Combien de fois encore une société peut-elle être éclaboussée, chavirée, noyée par les vagues déchaînées qu’entraînent les meurtres d’enfants et de conjointes ?

Combien de fois encore une femme et des enfants devront-ils subir l’indicible et être marqués à vie par les longues et profondes blessures laissées par la violence d’un conjoint et d’un père ?

Combien de fois encore un homme sera-t-il persuadé que sa conjointe lui appartient, qu’elle ne peut décider de mettre fin à leur relation et que seule la mort pourra les séparer ?

Je ne sais pas, mais toutes ces histoires qui se déposent en moi (et en nous tous et toutes) me bouleversent et me font vivre une incommensurable impuissance. Et pourtant…

À Option, nous intervenons depuis bientôt 35 ans auprès des personnes qui ont des comportements violents dans leur couple et leur famille. Tous les jours, mon équipe et moi rencontrons des personnes qui exercent à un moment ou à un autre de la violence dans un contexte conjugal et familial. Ces personnes arrivent dans nos services et y déposent leur souffrance, leur mal-être, leur détresse et leurs croyances qui justifient, à leurs yeux, le recours à la violence. Toutefois, la souffrance de l’un ne donne jamais le droit de faire souffrir l’autre.

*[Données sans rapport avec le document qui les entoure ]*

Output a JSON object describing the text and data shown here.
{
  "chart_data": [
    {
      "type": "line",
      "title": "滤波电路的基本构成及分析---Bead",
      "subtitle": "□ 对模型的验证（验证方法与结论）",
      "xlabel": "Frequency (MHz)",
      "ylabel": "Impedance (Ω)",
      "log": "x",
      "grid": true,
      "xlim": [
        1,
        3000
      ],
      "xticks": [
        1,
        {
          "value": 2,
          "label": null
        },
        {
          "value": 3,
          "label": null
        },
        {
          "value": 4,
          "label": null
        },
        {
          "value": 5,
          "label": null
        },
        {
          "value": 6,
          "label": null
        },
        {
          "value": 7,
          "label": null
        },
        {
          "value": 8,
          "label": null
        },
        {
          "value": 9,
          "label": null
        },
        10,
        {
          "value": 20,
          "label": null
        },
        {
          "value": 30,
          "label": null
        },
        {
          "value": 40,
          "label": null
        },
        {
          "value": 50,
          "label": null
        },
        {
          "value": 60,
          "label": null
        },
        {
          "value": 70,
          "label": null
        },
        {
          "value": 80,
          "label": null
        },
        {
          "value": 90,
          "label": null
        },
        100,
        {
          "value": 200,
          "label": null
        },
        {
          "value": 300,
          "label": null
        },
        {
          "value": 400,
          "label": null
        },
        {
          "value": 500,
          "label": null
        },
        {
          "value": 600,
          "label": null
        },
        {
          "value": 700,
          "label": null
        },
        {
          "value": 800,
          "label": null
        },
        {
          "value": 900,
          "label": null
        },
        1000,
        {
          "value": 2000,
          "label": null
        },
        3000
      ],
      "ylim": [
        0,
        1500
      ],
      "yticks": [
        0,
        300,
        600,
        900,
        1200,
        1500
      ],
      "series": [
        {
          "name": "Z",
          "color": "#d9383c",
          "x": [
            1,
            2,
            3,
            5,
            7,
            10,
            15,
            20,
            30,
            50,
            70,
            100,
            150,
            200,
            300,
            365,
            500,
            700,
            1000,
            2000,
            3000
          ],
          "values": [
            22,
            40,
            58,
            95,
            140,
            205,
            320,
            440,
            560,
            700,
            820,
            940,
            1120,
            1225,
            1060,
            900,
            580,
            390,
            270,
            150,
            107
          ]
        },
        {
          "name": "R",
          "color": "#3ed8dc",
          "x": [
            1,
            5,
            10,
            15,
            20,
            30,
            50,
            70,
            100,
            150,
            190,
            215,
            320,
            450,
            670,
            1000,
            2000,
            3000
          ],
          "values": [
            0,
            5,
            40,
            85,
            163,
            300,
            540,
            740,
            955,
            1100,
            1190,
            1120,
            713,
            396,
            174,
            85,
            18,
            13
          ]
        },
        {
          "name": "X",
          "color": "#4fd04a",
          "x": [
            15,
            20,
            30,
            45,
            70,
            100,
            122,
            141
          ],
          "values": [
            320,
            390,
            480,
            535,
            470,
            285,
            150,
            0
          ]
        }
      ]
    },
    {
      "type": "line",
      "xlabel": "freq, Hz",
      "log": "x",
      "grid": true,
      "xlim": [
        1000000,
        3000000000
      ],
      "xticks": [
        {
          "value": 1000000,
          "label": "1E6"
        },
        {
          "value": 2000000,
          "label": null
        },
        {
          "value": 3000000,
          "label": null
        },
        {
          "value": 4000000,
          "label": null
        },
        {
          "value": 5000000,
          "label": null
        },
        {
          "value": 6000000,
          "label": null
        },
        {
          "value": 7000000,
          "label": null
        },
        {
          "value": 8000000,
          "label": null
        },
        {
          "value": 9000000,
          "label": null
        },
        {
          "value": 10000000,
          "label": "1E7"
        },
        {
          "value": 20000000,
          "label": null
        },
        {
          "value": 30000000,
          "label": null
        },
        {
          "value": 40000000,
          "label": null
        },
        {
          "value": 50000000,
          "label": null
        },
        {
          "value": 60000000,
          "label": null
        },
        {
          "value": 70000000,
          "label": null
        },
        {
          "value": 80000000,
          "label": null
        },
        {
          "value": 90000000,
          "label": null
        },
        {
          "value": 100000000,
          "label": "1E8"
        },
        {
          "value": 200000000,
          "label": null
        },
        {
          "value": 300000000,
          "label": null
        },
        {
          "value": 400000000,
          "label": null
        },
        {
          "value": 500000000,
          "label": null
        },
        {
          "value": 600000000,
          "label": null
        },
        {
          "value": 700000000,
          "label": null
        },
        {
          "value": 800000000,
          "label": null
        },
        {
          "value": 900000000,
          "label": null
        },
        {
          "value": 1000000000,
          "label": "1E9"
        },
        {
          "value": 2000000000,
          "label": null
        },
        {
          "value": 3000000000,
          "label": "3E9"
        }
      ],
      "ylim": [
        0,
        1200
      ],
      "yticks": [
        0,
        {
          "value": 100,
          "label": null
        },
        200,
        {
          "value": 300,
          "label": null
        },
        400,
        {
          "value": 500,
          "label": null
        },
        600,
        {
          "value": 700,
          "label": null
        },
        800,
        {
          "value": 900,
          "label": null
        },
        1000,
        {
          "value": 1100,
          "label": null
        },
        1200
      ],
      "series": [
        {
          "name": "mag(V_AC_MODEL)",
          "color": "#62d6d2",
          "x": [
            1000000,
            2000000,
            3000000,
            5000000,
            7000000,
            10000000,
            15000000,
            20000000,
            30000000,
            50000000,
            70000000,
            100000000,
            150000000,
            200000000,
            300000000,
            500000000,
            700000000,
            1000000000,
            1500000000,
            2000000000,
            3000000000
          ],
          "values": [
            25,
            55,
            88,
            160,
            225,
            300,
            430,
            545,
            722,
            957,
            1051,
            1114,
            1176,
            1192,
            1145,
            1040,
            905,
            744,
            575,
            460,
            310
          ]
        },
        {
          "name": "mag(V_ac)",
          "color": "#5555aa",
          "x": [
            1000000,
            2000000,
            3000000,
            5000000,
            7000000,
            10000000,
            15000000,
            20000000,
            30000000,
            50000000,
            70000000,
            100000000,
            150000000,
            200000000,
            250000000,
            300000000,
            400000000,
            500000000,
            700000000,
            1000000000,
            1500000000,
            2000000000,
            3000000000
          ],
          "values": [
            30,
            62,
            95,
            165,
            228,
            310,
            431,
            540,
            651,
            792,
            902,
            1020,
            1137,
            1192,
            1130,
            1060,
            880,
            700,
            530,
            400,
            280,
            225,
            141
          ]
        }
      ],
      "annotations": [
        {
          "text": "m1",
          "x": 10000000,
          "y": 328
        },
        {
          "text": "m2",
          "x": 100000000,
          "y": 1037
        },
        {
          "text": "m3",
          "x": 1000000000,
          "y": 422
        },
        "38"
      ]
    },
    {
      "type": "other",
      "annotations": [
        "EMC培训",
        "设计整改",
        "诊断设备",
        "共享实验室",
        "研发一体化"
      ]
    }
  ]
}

Pour certains, il s’agit d’une première situation de violence, du résultat d’une escalade de tension mal gérée, d’une façon inadaptée et injustifiable d’exprimer ce qu’ils n’arrivent pas à dire en mots. Pour d’autres, la violence est un mode de fonctionnement qui leur permet de ne pas être en contact avec la peur de l’abandon ou encore un moyen justifié par des croyances profondes.

Selon la gravité, l’intensité, le contexte, l’intention, l’effet de la violence, la présence de facteurs de risque homicides et suicidaires, nos intervenant(e)s offrent à ces personnes des services d’aide et de suivi adaptés.

Dans tous les cas, la violence est un moyen de contrôler la personne ou la situation.

Dans tous les cas aussi, la violence n’est jamais acceptable et elle doit être exposée dans la sphère publique.

Cette lecture de la violence n’est pas partagée par tous les acteurs du milieu et cette fracture idéologique et politique qui dure depuis des décennies nous empêche bien souvent de travailler ensemble pour créer des initiatives concertées visant à assurer la sécurité des personnes impliquées dans une situation de violence.

J’écris aujourd’hui pour inviter tous les acteurs qui travaillent auprès de personnes qui subissent de la violence ou de personnes violentes à s’élever au-dessus de ce débat sémantique, et ce, pour travailler ensemble à mettre en place une cellule d’intervention rapide pour prévenir l’homicide conjugal. À l’heure actuelle, plusieurs villes au Québec ont mis sur pied une telle initiative, mais pas Montréal.

Ce type de collaboration permet notamment de se concerter lorsqu’un(e) intervenant(e) détecte un risque qu’un homicide soit commis. Si ce risque est jugé élevé et immédiat pour la vie ou la sécurité des personnes visées, les partenaires les plus significatifs dans le dossier lèvent le secret professionnel, contactent les services d’urgence et se réunissent rapidement pour mettre en place un plan d’action pour prévenir l’homicide.

Lorsqu’une telle cellule est déclenchée, qu’il y a urgence, que des vies sont en jeu, je peux vous assurer que les querelles sur l’efficacité ou non des thérapies pour conjoints violents et surtout celles sur la définition de la violence conjugale sont le dernier souci des partenaires impliqués.

J’invite donc aujourd’hui toutes les instances impliquées dans le traitement des situations de violence conjugale : les maisons d’hébergement de Montréal, les services de police, les organismes pour personnes ayant des comportements violents, les procureurs, les services sociaux, la Protection de la jeunesse, etc., à mettre de côté les débats idéologiques sur la violence conjugale et familiale et à se relever les manches pour créer des ponts et des collaborations. Car malgré certains points de vue divergents, nous visons tous et toutes le même objectif, soit celui d’assurer la sécurité des personnes victimes de violence, dont les enfants, ainsi que d’offrir aux personnes ayant des comportements violents un espace pour effectuer une démarche de changement.